Rückläufige Zahl der Gemeindeglieder

Gleichermaßen stünden dafür auch Kosten im weiterhin bestehenden evangelischen Kindergarten in der Olgastraße an, der zwei Gruppen mit etwa 60 Kindern beherbergt. „Wir müssen das Geld, das uns zur Verfügung steht, sinnvoll einsetzen“, wirbt die Kirchenpflegerin Annegret Kaiser um Verständnis für die Zwänge. Zudem merkt Hans-Ulrich Winkler an, dass es nicht wirtschaftlich sei, zwei Gemeindehäuser zu unterhalten. Zumal die Zahl der Gemeindeglieder in den vergangenen Jahren von 4800 auf 3500 zurückgegangen sei.

Von einem Schnellschuss könne bei der Kindergartenschließung in rund zweieinhalb Jahren nicht die Rede sein, betont er.

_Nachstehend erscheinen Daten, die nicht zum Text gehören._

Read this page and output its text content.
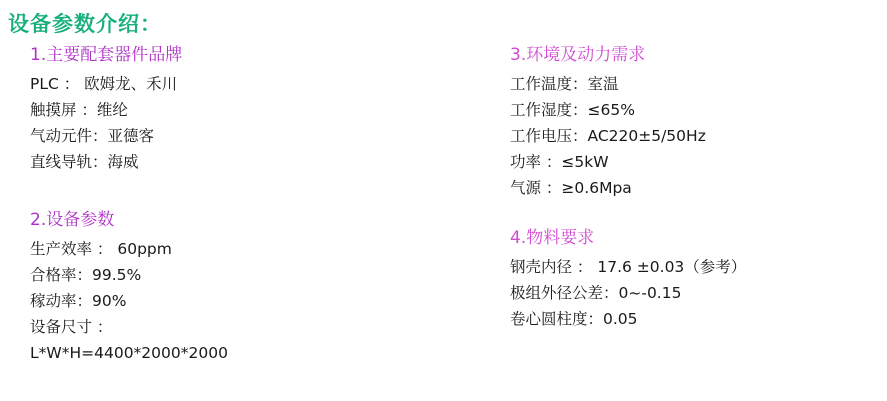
设备参数介绍：
1.主要配套器件品牌
PLC ： 欧姆龙、禾川
触摸屏 ：维纶
气动元件：亚德客
直线导轨：海威
2.设备参数
生产效率 ： 60ppm
合格率：99.5%
稼动率：90%
设备尺寸 ：
L*W*H=4400*2000*2000
3.环境及动力需求
工作温度：室温
工作湿度：≤65%
工作电压：AC220±5/50Hz
功率 ：≤5kW
气源 ：≥0.6Mpa
4.物料要求
钢壳内径 ： 17.6 ±0.03（参考）
极组外径公差：0~-0.15
卷心圆柱度：0.05
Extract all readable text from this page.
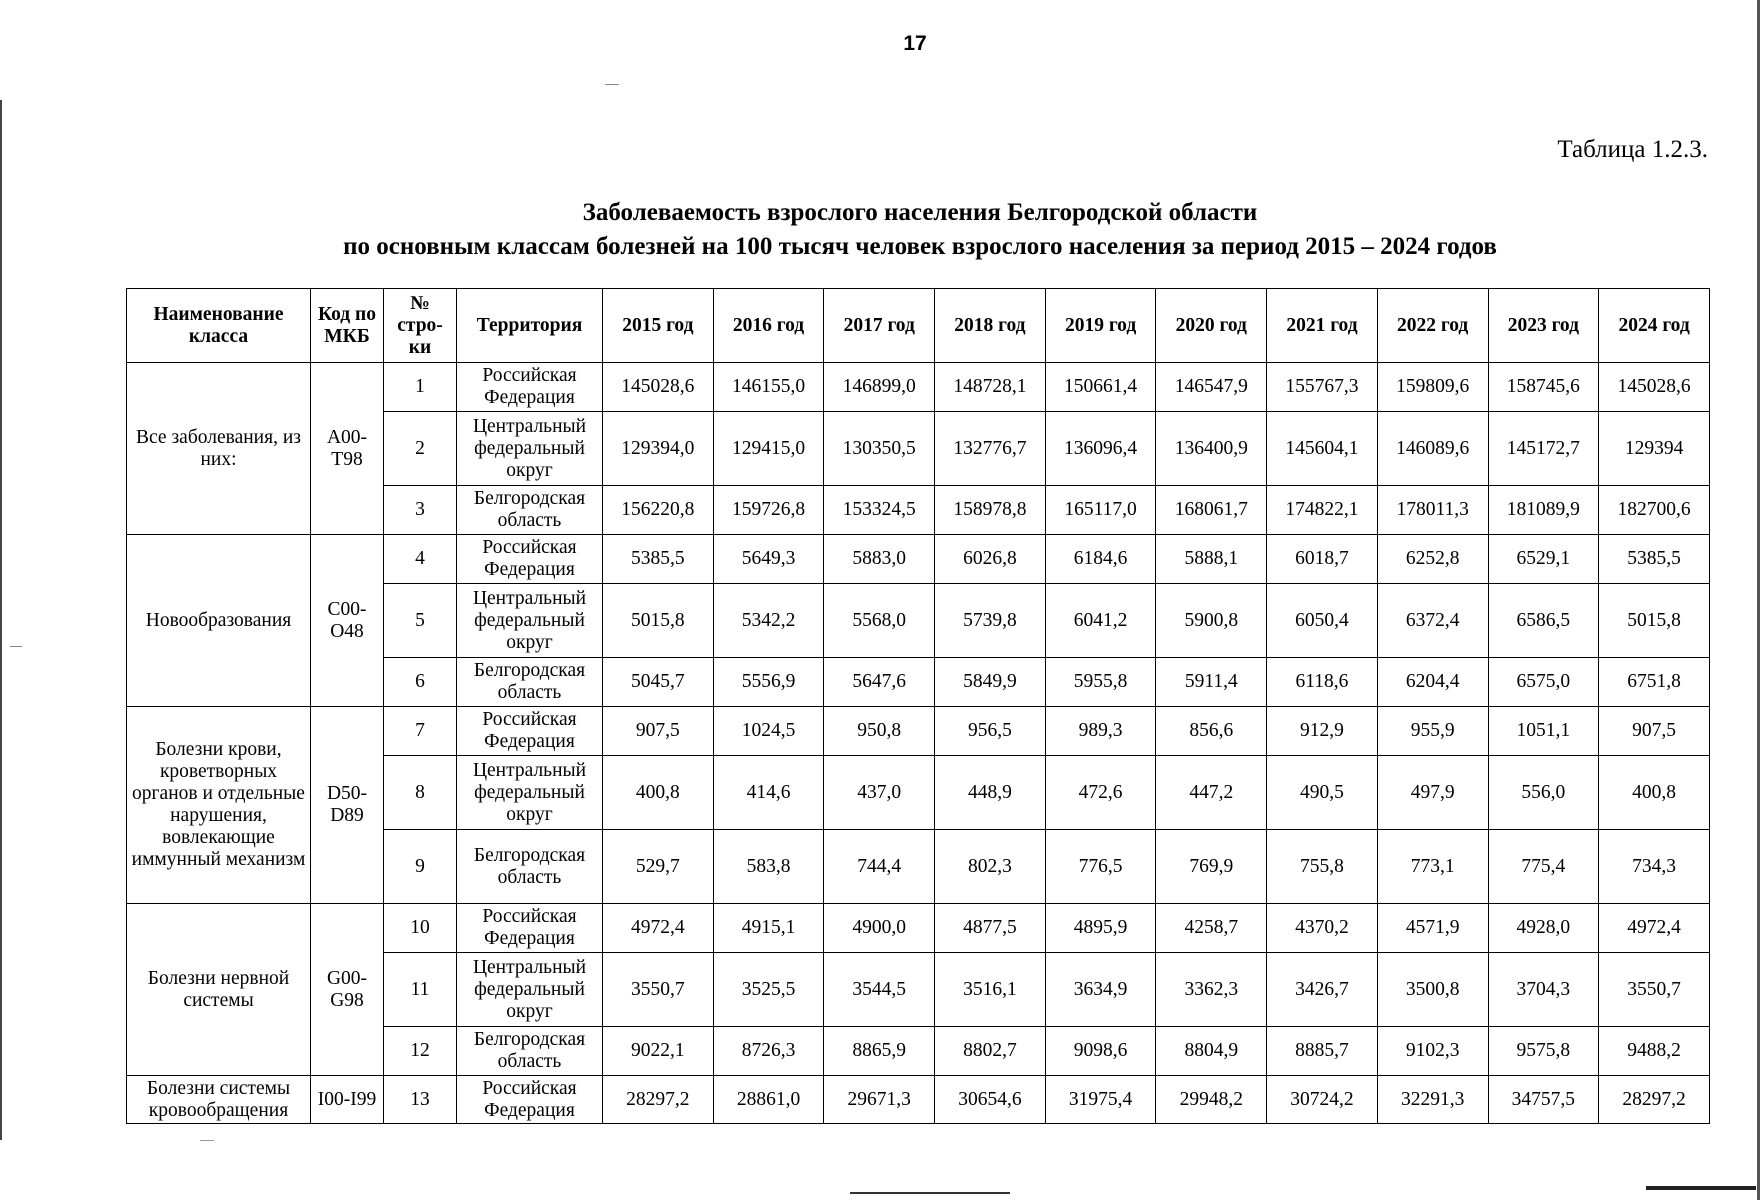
17
Таблица 1.2.3.
Заболеваемость взрослого населения Белгородской области
по основным классам болезней на 100 тысяч человек взрослого населения за период 2015 – 2024 годов
Наименование класса	Код по МКБ	№ стро-ки	Территория	2015 год	2016 год	2017 год	2018 год	2019 год	2020 год	2021 год	2022 год	2023 год	2024 год
Все заболевания, из них:	A00-T98	1	Российская Федерация	145028,6	146155,0	146899,0	148728,1	150661,4	146547,9	155767,3	159809,6	158745,6	145028,6
		2	Центральный федеральный округ	129394,0	129415,0	130350,5	132776,7	136096,4	136400,9	145604,1	146089,6	145172,7	129394
		3	Белгородская область	156220,8	159726,8	153324,5	158978,8	165117,0	168061,7	174822,1	178011,3	181089,9	182700,6
Новообразования	C00-O48	4	Российская Федерация	5385,5	5649,3	5883,0	6026,8	6184,6	5888,1	6018,7	6252,8	6529,1	5385,5
		5	Центральный федеральный округ	5015,8	5342,2	5568,0	5739,8	6041,2	5900,8	6050,4	6372,4	6586,5	5015,8
		6	Белгородская область	5045,7	5556,9	5647,6	5849,9	5955,8	5911,4	6118,6	6204,4	6575,0	6751,8
Болезни крови, кроветворных органов и отдельные нарушения, вовлекающие иммунный механизм	D50-D89	7	Российская Федерация	907,5	1024,5	950,8	956,5	989,3	856,6	912,9	955,9	1051,1	907,5
		8	Центральный федеральный округ	400,8	414,6	437,0	448,9	472,6	447,2	490,5	497,9	556,0	400,8
		9	Белгородская область	529,7	583,8	744,4	802,3	776,5	769,9	755,8	773,1	775,4	734,3
Болезни нервной системы	G00-G98	10	Российская Федерация	4972,4	4915,1	4900,0	4877,5	4895,9	4258,7	4370,2	4571,9	4928,0	4972,4
		11	Центральный федеральный округ	3550,7	3525,5	3544,5	3516,1	3634,9	3362,3	3426,7	3500,8	3704,3	3550,7
		12	Белгородская область	9022,1	8726,3	8865,9	8802,7	9098,6	8804,9	8885,7	9102,3	9575,8	9488,2
Болезни системы кровообращения	I00-I99	13	Российская Федерация	28297,2	28861,0	29671,3	30654,6	31975,4	29948,2	30724,2	32291,3	34757,5	28297,2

Erste Überlegungen habe es schon vor zwei Jahren gegeben, im September 2015 seien die Erzieherinnen informiert worden. Zudem laufe der Betrieb noch mehr als zwei Jahre weiter. Würden Kinder nach dem Sommer 2019 noch nicht eingeschult, müssten sie die Einrichtung wechseln.

Auch die Stadt Ostfildern sei eingebunden gewesen und habe die Pläne der Kirche auch in die eigenen mit einfließen lassen. So werde der für 2018 geplante Neubau des städtischen Mutzenreiskindergartens in Nellingen darauf ausgerichtet sein, die Schließung aufzufangen. Das bestätigt der Oberbürgermeister Christof Bolay. Dort würden drei Gruppen und eine Krippengruppe eingerichtet, weshalb es in dem Stadtteil nicht zu einem Versorgungsengpass kommen werde, sagt er. Michael Ebinger sieht das anders. Der Mutzenreiskindergarten sei für die am Nellinger Südende wohnenden Kinder nicht nur weit entfernt, sondern er verfolge auch ein anderes Konzept als der Schumacher-Kindergarten.